Supreme Leader of the Nahdlatul Ulama
- Incumbent
- Assumed office 22 September 2018
- Preceded by: Ma'ruf Amin

Chairman of the Indonesian Ulama Council
- In office 26 November 2020 – 14 August 2023
- Preceded by: Ma'ruf Amin
- Succeeded by: Anwar Iskandar

Personal details
- Born: 1953 (age 72–73) East Java, Indonesia
- Spouse: Nyai Chakimah
- Children: 5
- Occupation: Islamic scholar

= Miftachul Achyar =

Indonesian ulama (born 1953)

Miftachul Achyar (born 1953) is an Indonesian Islamic scholar. He is the Rais 'Aam (supreme leader) of the Nahdlatul Ulama since 2018.

== Biography ==
Achyar was born in 1953 in East Java, Indonesia, as the ninth of the thirteen children of Abdul Ghoni. His father was a caretaker of the Akhlaq Rangkah Islamic Boarding School in Surabaya. Achyar was raised in a religious environment, and completed his education at several boarding schools such as: Tambak Beras Jombang Boarding School, Sidogiri Pasuruan Boarding School, and Lasem Boarding School. He also attended the religious assembly of Sayyid Muhammad bin Alawi al-Makki al-Maliki in Malang.
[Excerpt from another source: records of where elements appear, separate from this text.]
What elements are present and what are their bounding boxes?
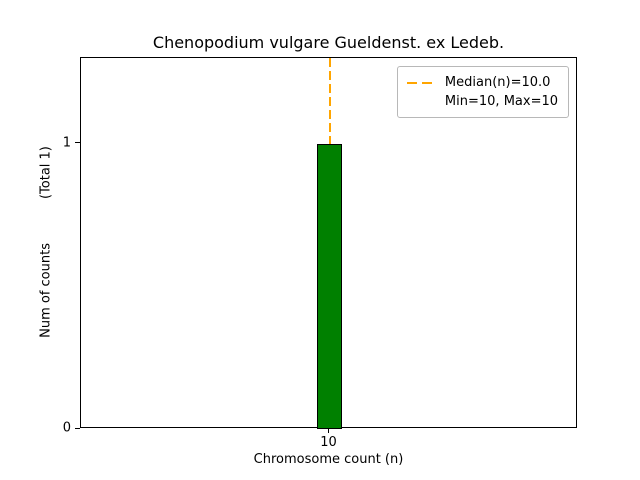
x-axis-label: Chromosome count (n) bbox=[253, 452, 404, 467]
y-axis-label: Num of counts (Total 1) bbox=[39, 146, 54, 338]
y-tick-label: 1 bbox=[62, 135, 71, 151]
legend-median-label: Median(n)=10.0 bbox=[444, 75, 551, 90]
legend-row-median: Median(n)=10.0 bbox=[406, 73, 558, 92]
histogram-bar bbox=[317, 143, 342, 429]
y-tick-mark bbox=[75, 142, 80, 144]
plot-area: Median(n)=10.0 Min=10, Max=10 bbox=[80, 57, 577, 429]
legend: Median(n)=10.0 Min=10, Max=10 bbox=[396, 66, 569, 118]
chart-title: Chenopodium vulgare Gueldenst. ex Ledeb. bbox=[152, 33, 505, 52]
legend-row-minmax: Min=10, Max=10 bbox=[407, 92, 558, 111]
y-tick-mark bbox=[75, 427, 80, 429]
y-axis-label-text: Num of counts bbox=[38, 243, 54, 338]
y-tick-label: 0 bbox=[62, 420, 71, 436]
x-tick-mark bbox=[328, 428, 329, 433]
x-tick-label: 10 bbox=[320, 435, 337, 450]
legend-swatch-spacer bbox=[407, 101, 437, 103]
legend-minmax-label: Min=10, Max=10 bbox=[444, 94, 558, 109]
y-axis-total-text: (Total 1) bbox=[38, 146, 54, 200]
median-line-swatch bbox=[406, 81, 437, 84]
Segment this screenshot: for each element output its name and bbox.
Achyar was appointed as Leader Syuriyah of PCNU Surabaya from 2000 until 2005, followed by Leader Syuriyah of PWNU East Java from 2007 until 2013, and was appointed again from 2013 until 2018. He was appointed as Vice Leader of Aam PBNU from 2018 until 2020, replacing Ma'ruf Amin who went for presidential campaign. He later was appointed as the leader of Indonesian Ulama Council, and was appointed as the leader of AAM PBNU from 2021 until 2026.

== 2021 car accident ==
On 12 August 2021, Achyar was injured in a car accident at Semarang–Solo Toll Road where his car crashed into the back of a truck. He was rushed to RSUD Salatiga where he was treated for his minor injury, along with another passenger. He was later discharged.